1 The tensile strength of the immobilized tendon diminishes 3 to 5 days postoperatively because of softening of the tendon ends.
2 A study by Hitchcock et al. determined that the ends of flexor profundus tendons in chickens softened during the inflammatory phase of wound healing. The same study compared the immobilized group to a group that was mobilized 1 to 2 days after repair. The study found that the mobilized group did not encounter a notable inflammatory phase, and rather the repair gained strength, appearing to heal through intrinsic means, with less adhesion formation.

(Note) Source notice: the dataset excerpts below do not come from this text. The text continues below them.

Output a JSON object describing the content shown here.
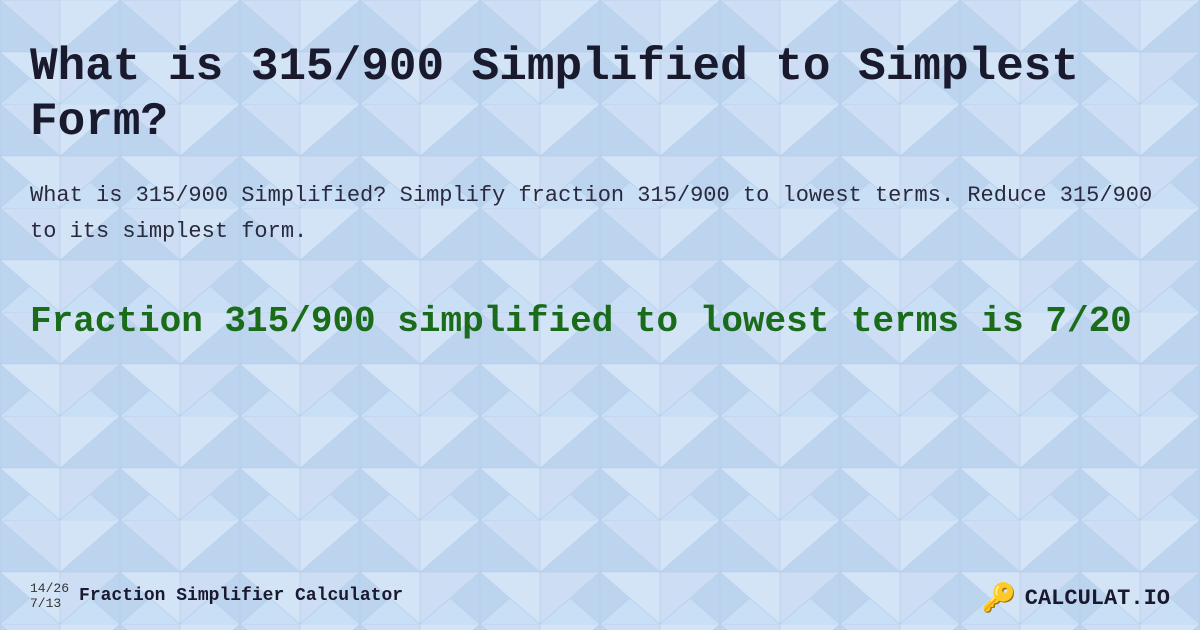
{
  "background": {
    "color": "#c8dff5"
  },
  "main_title": "What is 315/900 Simplified to Simplest Form?",
  "description": "What is 315/900 Simplified? Simplify fraction 315/900 to lowest terms. Reduce 315/900 to its simplest form.",
  "result": "Fraction 315/900 simplified to lowest terms is 7/20",
  "footer": {
    "fraction_top": "14/26",
    "fraction_bottom": "7/13",
    "label": "Fraction Simplifier Calculator",
    "logo_text": "CALCULAT.IO"
  }
}
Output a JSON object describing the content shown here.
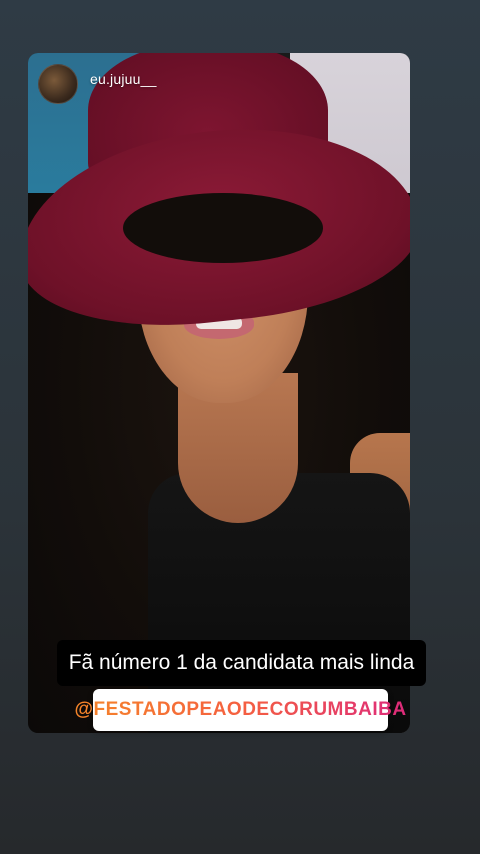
{
  "story": {
    "username": "eu.jujuu__",
    "caption": "Fã número 1 da candidata mais linda",
    "mention": "@FESTADOPEAODECORUMBAIBA"
  },
  "colors": {
    "hat": "#7a1430",
    "mention_gradient_start": "#f58529",
    "mention_gradient_end": "#dd2a7b",
    "caption_bg": "#000000"
  },
  "icons": {
    "avatar": "profile-avatar"
  }
}
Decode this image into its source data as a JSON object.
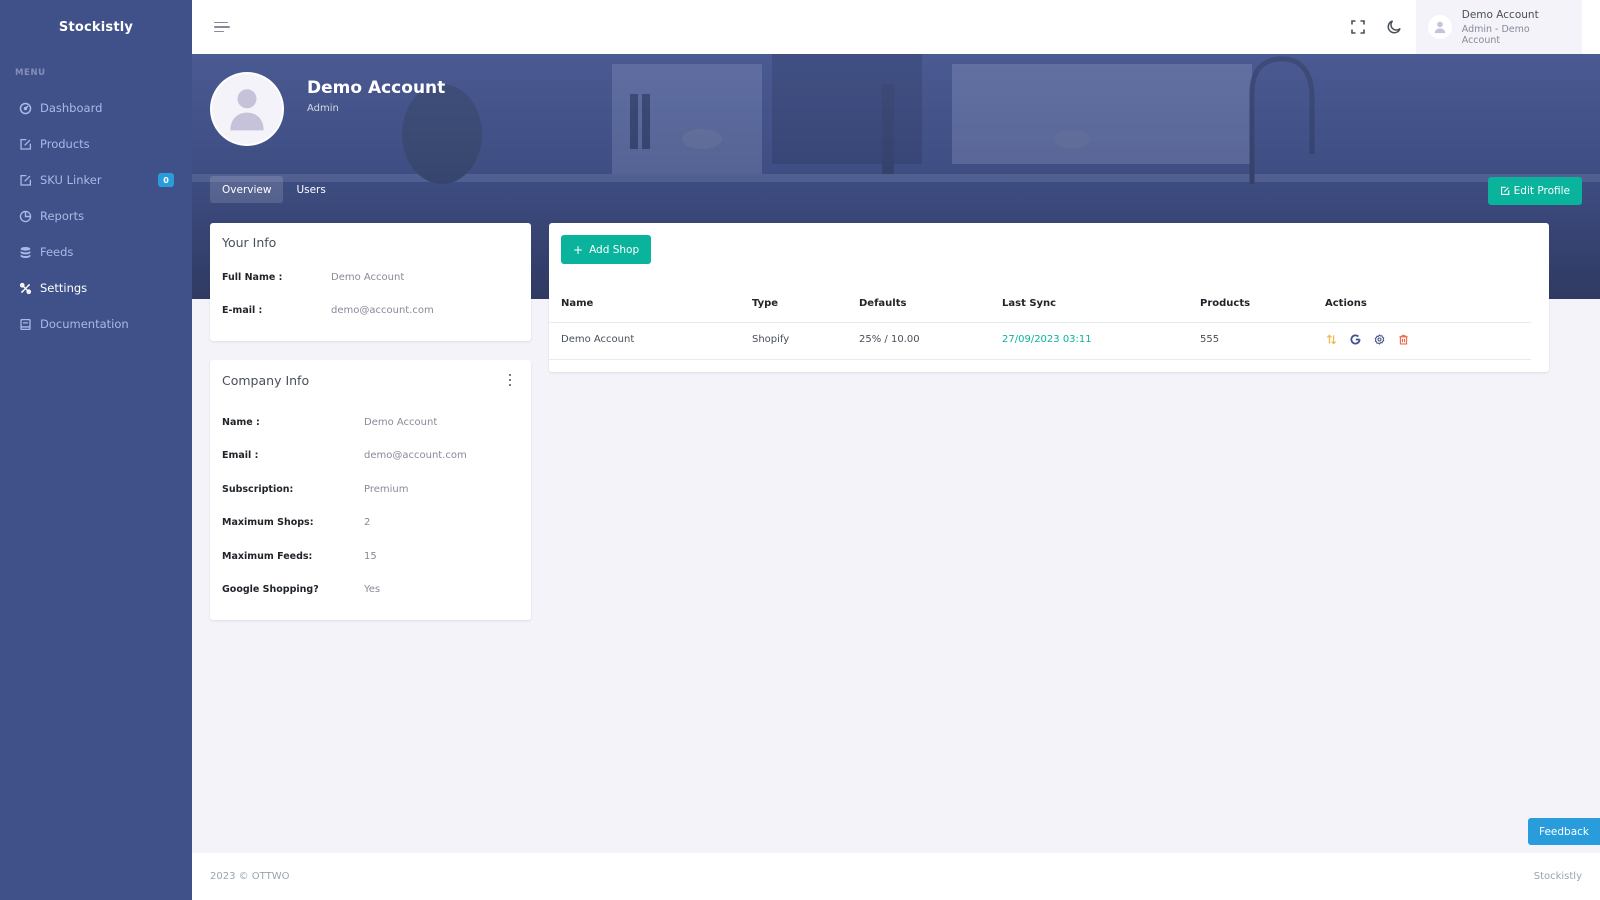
{
  "app": {
    "brand": "Stockistly"
  },
  "sidebar": {
    "menu_title": "MENU",
    "items": [
      {
        "label": "Dashboard",
        "icon": "dashboard-gauge-icon"
      },
      {
        "label": "Products",
        "icon": "edit-box-icon"
      },
      {
        "label": "SKU Linker",
        "icon": "edit-box-icon",
        "badge": "0"
      },
      {
        "label": "Reports",
        "icon": "pie-chart-icon"
      },
      {
        "label": "Feeds",
        "icon": "database-icon"
      },
      {
        "label": "Settings",
        "icon": "tools-icon",
        "active": true
      },
      {
        "label": "Documentation",
        "icon": "book-icon"
      }
    ]
  },
  "topbar": {
    "menu_toggle_icon": "hamburger-icon",
    "fullscreen_icon": "fullscreen-icon",
    "theme_icon": "moon-icon",
    "user": {
      "name": "Demo Account",
      "role": "Admin - Demo Account"
    }
  },
  "profile": {
    "name": "Demo Account",
    "role": "Admin",
    "tabs": [
      {
        "label": "Overview",
        "active": true
      },
      {
        "label": "Users",
        "active": false
      }
    ],
    "edit_button": "Edit Profile"
  },
  "your_info": {
    "title": "Your Info",
    "rows": [
      {
        "label": "Full Name :",
        "value": "Demo Account"
      },
      {
        "label": "E-mail :",
        "value": "demo@account.com"
      }
    ]
  },
  "company_info": {
    "title": "Company Info",
    "rows": [
      {
        "label": "Name :",
        "value": "Demo Account"
      },
      {
        "label": "Email :",
        "value": "demo@account.com"
      },
      {
        "label": "Subscription:",
        "value": "Premium"
      },
      {
        "label": "Maximum Shops:",
        "value": "2"
      },
      {
        "label": "Maximum Feeds:",
        "value": "15"
      },
      {
        "label": "Google Shopping?",
        "value": "Yes"
      }
    ]
  },
  "shops": {
    "add_button": "Add Shop",
    "columns": [
      "Name",
      "Type",
      "Defaults",
      "Last Sync",
      "Products",
      "Actions"
    ],
    "rows": [
      {
        "name": "Demo Account",
        "type": "Shopify",
        "defaults": "25% / 10.00",
        "last_sync": "27/09/2023 03:11",
        "products": "555",
        "actions": [
          "sync-arrows-icon",
          "google-icon",
          "settings-gear-icon",
          "delete-trash-icon"
        ]
      }
    ]
  },
  "colors": {
    "sidebar": "#405189",
    "accent": "#0ab39c",
    "info": "#299cdb",
    "warning": "#f7b84b",
    "danger": "#f06548"
  },
  "feedback_button": "Feedback",
  "footer": {
    "left": "2023 © OTTWO",
    "right": "Stockistly"
  }
}
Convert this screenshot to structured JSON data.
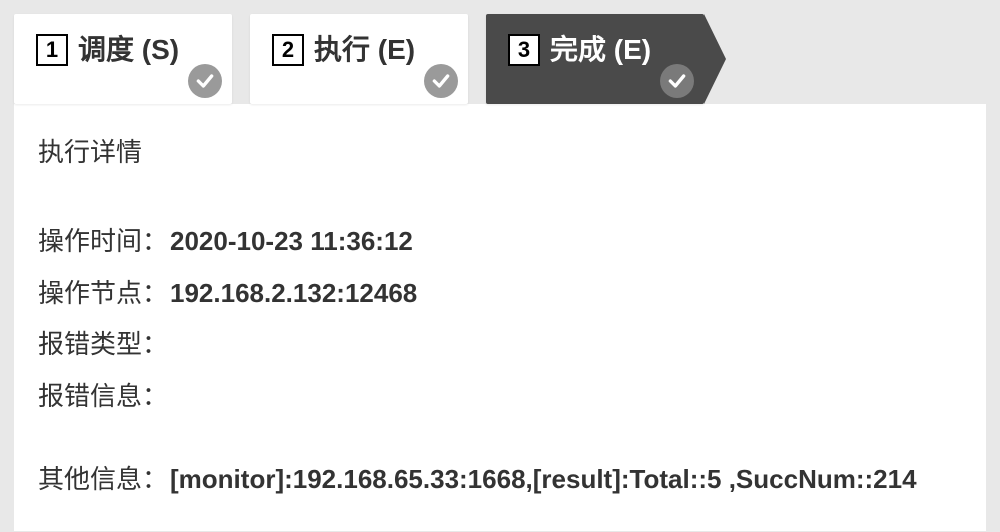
{
  "tabs": [
    {
      "num": "1",
      "label": "调度 (S)",
      "active": false
    },
    {
      "num": "2",
      "label": "执行 (E)",
      "active": false
    },
    {
      "num": "3",
      "label": "完成 (E)",
      "active": true
    }
  ],
  "section_title": "执行详情",
  "details": {
    "op_time_label": "操作时间：",
    "op_time_value": "2020-10-23 11:36:12",
    "op_node_label": "操作节点：",
    "op_node_value": "192.168.2.132:12468",
    "err_type_label": "报错类型：",
    "err_type_value": "",
    "err_info_label": "报错信息：",
    "err_info_value": "",
    "other_label": "其他信息：",
    "other_value": "[monitor]:192.168.65.33:1668,[result]:Total::5 ,SuccNum::214"
  }
}
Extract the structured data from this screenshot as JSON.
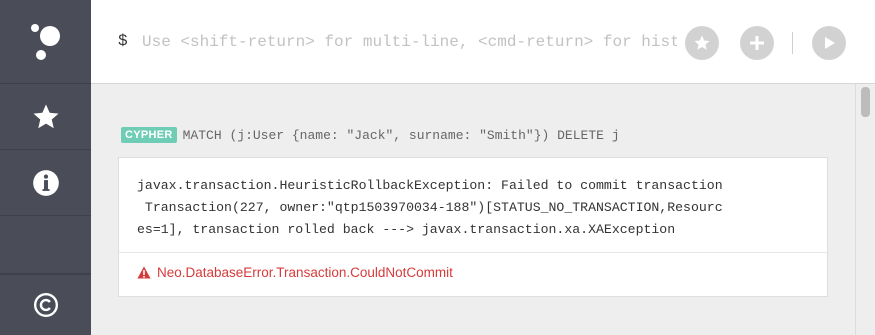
{
  "sidebar": {
    "items": [
      {
        "icon": "logo-icon"
      },
      {
        "icon": "star-icon"
      },
      {
        "icon": "info-icon"
      },
      {
        "icon": "copyright-icon"
      }
    ]
  },
  "editor": {
    "prompt": "$",
    "placeholder": "Use <shift-return> for multi-line, <cmd-return> for history",
    "buttons": [
      {
        "name": "favorite",
        "icon": "star-icon"
      },
      {
        "name": "add",
        "icon": "plus-icon"
      },
      {
        "name": "run",
        "icon": "play-icon"
      }
    ]
  },
  "frame": {
    "badge": "CYPHER",
    "command": "MATCH (j:User {name: \"Jack\", surname: \"Smith\"}) DELETE j",
    "message_lines": [
      "javax.transaction.HeuristicRollbackException: Failed to commit transaction",
      " Transaction(227, owner:\"qtp1503970034-188\")[STATUS_NO_TRANSACTION,Resourc",
      "es=1], transaction rolled back ---> javax.transaction.xa.XAException"
    ],
    "error_code": "Neo.DatabaseError.Transaction.CouldNotCommit"
  },
  "colors": {
    "sidebar": "#4a4d58",
    "badge": "#6fcdb5",
    "error": "#d63b3b"
  }
}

• Active mobilization of the repaired tendon begins with place-hold positions protected by tenodesis (wrist extension with digit flexion/wrist flexion with digit extension).
• Active mobilization progresses toward active flexion along the following ladder: place-hold tenodesis, active tenodesis, differential tendon gliding, blocking, and strengthening.
CRITERIA FOR ADVANCEMENT
• Rehabilitation of the repaired flexor tendon progresses through four phases of therapy that can last up to 16 weeks postoperatively.
• The phases of this protocol reflect the three stages of wound healing: inflammation, fibroplasia, and scar maturation.
• Advancement of the patient depends upon the stage of wound healing, excursion of the flexor tendon, and opinions of the surgeon and therapist.